The radiological changes seen in PACNS were demonstrated in a 2003 publication by Singh of four cases at Christian Medical College Hospital in India [19]. As demonstrated in our case, the brain MRI showed features of multi-focal supratentorial lesions representing infarcts involving the cortical, subcortical and deep white matter [19]. The multi-focality of the disease provides a possible rational explanation to the discordance noted in our patient between the seizure semiology of left tonic stiffening and the EEG recording of left temporal NCSE. Our patient also showed significant radiological progression of the disease on his 3 months follow-up brain MRI, which was probably attributed to the tapering of steroid. This was also reported in the 2003 publication by Singh stating that on follow-up MRI studies, new lesions might appear [19].

Conventional angiographic findings demonstrating small vessel disease in patients with PACNS include segmental arterial narrowing and dilatation, vascular occlusion, collateral formation, and prolonged circulation time [20]. It has a sensitivity of 0% and a specificity of 60% in a study comparing conventional angiography and brain biopsy in the diagnosis of PACNS [21]. Typical angiographic finding of PACNS can also be seen in nonvasculitis disorders [5], which mandates performing a brain biopsy to confirm the diagnosis [21]. In our case report, the conventional angiogram showed no major vascular occlusion, which necessitated doing a brain biopsy to establish the diagnosis.

Brain biopsy is a fundamental aspect in the diagnosis of PACNS because of the low sensitivity and specificity of other indicators in the detection of the disease [22]. Diagnostic yield and safety of brain biopsy for suspected PACNS was studied in Langone Medical Center [23]. Pathologically proven vasculitis was established in 11% of those who underwent brain biopsy for suspected PACNS [23]. An alternative diagnosis was established in 30% [23], which highlights the importance of biopsy.
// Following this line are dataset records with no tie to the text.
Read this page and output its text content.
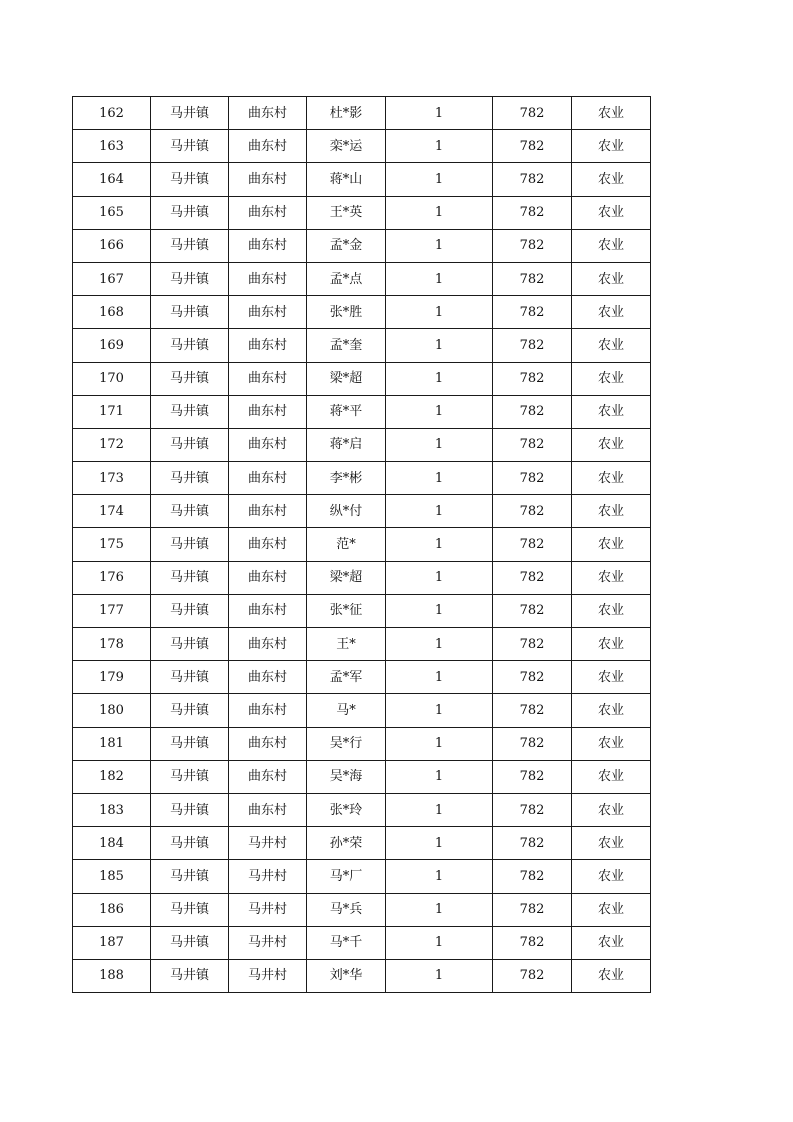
162	马井镇	曲东村	杜*影	1	782	农业
163	马井镇	曲东村	栾*运	1	782	农业
164	马井镇	曲东村	蒋*山	1	782	农业
165	马井镇	曲东村	王*英	1	782	农业
166	马井镇	曲东村	孟*金	1	782	农业
167	马井镇	曲东村	孟*点	1	782	农业
168	马井镇	曲东村	张*胜	1	782	农业
169	马井镇	曲东村	孟*奎	1	782	农业
170	马井镇	曲东村	梁*超	1	782	农业
171	马井镇	曲东村	蒋*平	1	782	农业
172	马井镇	曲东村	蒋*启	1	782	农业
173	马井镇	曲东村	李*彬	1	782	农业
174	马井镇	曲东村	纵*付	1	782	农业
175	马井镇	曲东村	范*	1	782	农业
176	马井镇	曲东村	梁*超	1	782	农业
177	马井镇	曲东村	张*征	1	782	农业
178	马井镇	曲东村	王*	1	782	农业
179	马井镇	曲东村	孟*军	1	782	农业
180	马井镇	曲东村	马*	1	782	农业
181	马井镇	曲东村	吴*行	1	782	农业
182	马井镇	曲东村	吴*海	1	782	农业
183	马井镇	曲东村	张*玲	1	782	农业
184	马井镇	马井村	孙*荣	1	782	农业
185	马井镇	马井村	马*厂	1	782	农业
186	马井镇	马井村	马*兵	1	782	农业
187	马井镇	马井村	马*千	1	782	农业
188	马井镇	马井村	刘*华	1	782	农业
Given the fact that brain biopsy is a cardinal tool in the diagnosis of PACNS [22], important in excluding other diseases and has rare meaningful complications [23], clinicians should persevere and proceed with biopsy in order to reach a definitive diagnosis as proven in our case.

Conclusion

We present a case of NORSE due to PACNS, which is a very rare and challenging presentation of the disease. In patients with a high clinical suspicion of PACNS, physicians should persevere during evaluation and proceed with biopsy in order to reach an accurate diagnosis and exclude mimickers of PACNS. The early diagnosis of PACNS can lead to a disease-specific treatment with immunotherapy, which can improve the outcome of such patients.